Sin embargo, había algo que me impulsaba a seguir. Mi ex había concluido: «Nunca te morirás de aburrimiento, John, pero te morirás en este trabajo. Una mitad de ti está ya muerta.»

No era verdad. Simplemente, no era verdad. La verdad era que soy un adicto a la adrenalina.

Y también me agradaba lo de proteger a la sociedad. Eso no es cosa que uno comente con los compañeros pero era un hecho, y un hecho importante.

Quizá cuando este caso haya terminado debería pensar en todo esto. Quizá había llegado el momento de dejar la placa y la pistola y abandonar el camino del mal, quizá había llegado el momento de hacer mutis por el foro.

CAPÍTULO 20

Asad Jalil continuó su camino a través de un barrio residencial. El Mercury Marquis era grande, más que cualquier otro coche que hubiera conducido en su vida, pero se manejaba con facilidad.

Jalil no se dirigió a la autopista de peaje de Nueva Jersey. No tenía intención de cruzar más peajes. Tal como había pedido en Trípoli, el automóvil alquilado disponía de un sistema de posicionamiento global, que él había utilizado en Europa. Éste se llamaba «navegador por satélite» y era ligeramente diferente de los que estaba acostumbrado a manejar, pero en su base de datos contenía todo el sistema de carreteras de Estados Unidos, y mientras atravesaba lentamente las calles, accedió a las direcciones a la autopista 1.

A los pocos minutos estaba en la autopista que se dirigía hacia el sur. Observó que era una carretera muy concurrida, con muchos establecimientos comerciales a ambos lados.

Advirtió que algunos de los automóviles con los que se cruzaba llevaban encendidos los faros, así que los encendió él también.

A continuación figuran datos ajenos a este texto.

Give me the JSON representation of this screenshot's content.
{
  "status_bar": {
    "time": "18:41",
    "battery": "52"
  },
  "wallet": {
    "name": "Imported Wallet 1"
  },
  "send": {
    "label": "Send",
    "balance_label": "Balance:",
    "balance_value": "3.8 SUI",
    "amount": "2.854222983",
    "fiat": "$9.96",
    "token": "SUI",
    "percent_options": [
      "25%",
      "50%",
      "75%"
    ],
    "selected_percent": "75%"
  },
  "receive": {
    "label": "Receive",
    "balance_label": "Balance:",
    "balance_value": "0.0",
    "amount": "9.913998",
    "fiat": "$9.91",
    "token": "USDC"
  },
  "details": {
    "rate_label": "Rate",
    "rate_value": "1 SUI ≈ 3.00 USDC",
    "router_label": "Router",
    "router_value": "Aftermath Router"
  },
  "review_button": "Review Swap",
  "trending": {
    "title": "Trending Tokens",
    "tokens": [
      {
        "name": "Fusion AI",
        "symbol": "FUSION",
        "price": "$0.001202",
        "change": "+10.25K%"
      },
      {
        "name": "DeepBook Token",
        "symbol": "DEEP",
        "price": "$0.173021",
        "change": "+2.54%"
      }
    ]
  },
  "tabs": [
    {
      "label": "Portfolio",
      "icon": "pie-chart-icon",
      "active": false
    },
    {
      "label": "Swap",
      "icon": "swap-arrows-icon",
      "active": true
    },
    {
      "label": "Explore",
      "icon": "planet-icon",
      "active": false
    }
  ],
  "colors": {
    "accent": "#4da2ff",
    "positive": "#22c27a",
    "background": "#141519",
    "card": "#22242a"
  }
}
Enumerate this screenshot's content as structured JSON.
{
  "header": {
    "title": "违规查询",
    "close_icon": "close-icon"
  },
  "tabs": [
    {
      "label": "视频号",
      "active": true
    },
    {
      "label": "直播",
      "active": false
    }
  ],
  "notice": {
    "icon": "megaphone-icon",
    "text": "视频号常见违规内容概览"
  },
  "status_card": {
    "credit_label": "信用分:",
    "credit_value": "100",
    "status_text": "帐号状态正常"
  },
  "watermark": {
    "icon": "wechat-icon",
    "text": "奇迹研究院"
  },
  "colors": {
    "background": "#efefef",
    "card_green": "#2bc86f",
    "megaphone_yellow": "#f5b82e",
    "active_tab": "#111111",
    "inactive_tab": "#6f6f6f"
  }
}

Tras recorrer cerca de dos kilómetros tiró las llaves de Yabbar por la ventanilla. A continuación sacó el dinero que había en la cartera de Yabbar, ochenta y siete dólares. Registró la cartera mientras conducía, rompió lo que se podía romper y fue tirando los pedazos por la ventanilla. Las tarjetas de crédito y el carnet de conducir plastificado presentaban dificultades, pero Jalil logró doblarlos y romperlos y los arrojó también al exterior. La cartera no contenía nada más, a excepción de una fotografía en color de la familia Yabbar: Gamal Yabbar, su esposa, dos hijos, una hija y una mujer de edad. Jalil miró la foto mientras conducía. Había logrado rescatar de las ruinas de su casa en Al Azziziyah unas cuantas fotografías, entre ellas varias de su padre vestido de uniforme. Esas fotos eran preciosas para él, y no habría más fotografías de la familia de Jalil.